A second native speaker has reviewed the paper and suggested a few modifications throughout the manuscript.

Round 2

Reviewer 1 Report

The authors described postdoc power analysis for detection of the CPR difference between two groups. However, in this study, the CPR difference was 0.001 MoM. The power of this sample size was therefore too low to detect the CPR difference.

As the predictive performance of CPR is the main objective of this study, the sample size to detect the CPR difference between two groups should be adequate. Please reconsider this important issue.

Author Response

Thank you for your comment. Our sample has a power of 95% to detect a mean difference of 0.1 CPR MoMs, which seems like a very conservative threshold to be considered clinically relevant.
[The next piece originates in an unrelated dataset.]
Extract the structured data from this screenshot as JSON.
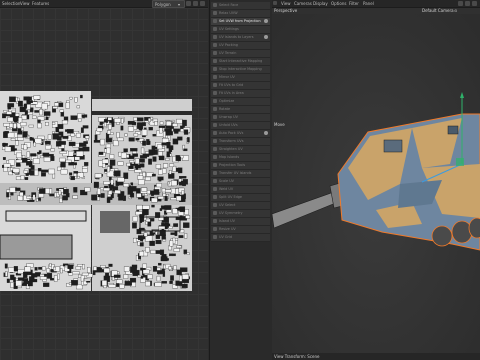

Differences of 0.001 are most likely related to biological variability.

The analysis indicated an 82% power to detect a mean difference of 0.08, considering a standard deviation of 0.580 and an event/no-event ratio of 0.2. With these values, we also had 90% power to detect a mean difference of 0.09 and 95% power to detect a mean difference of 0.1 CPR units, which is a minimal difference that could be clinically relevant.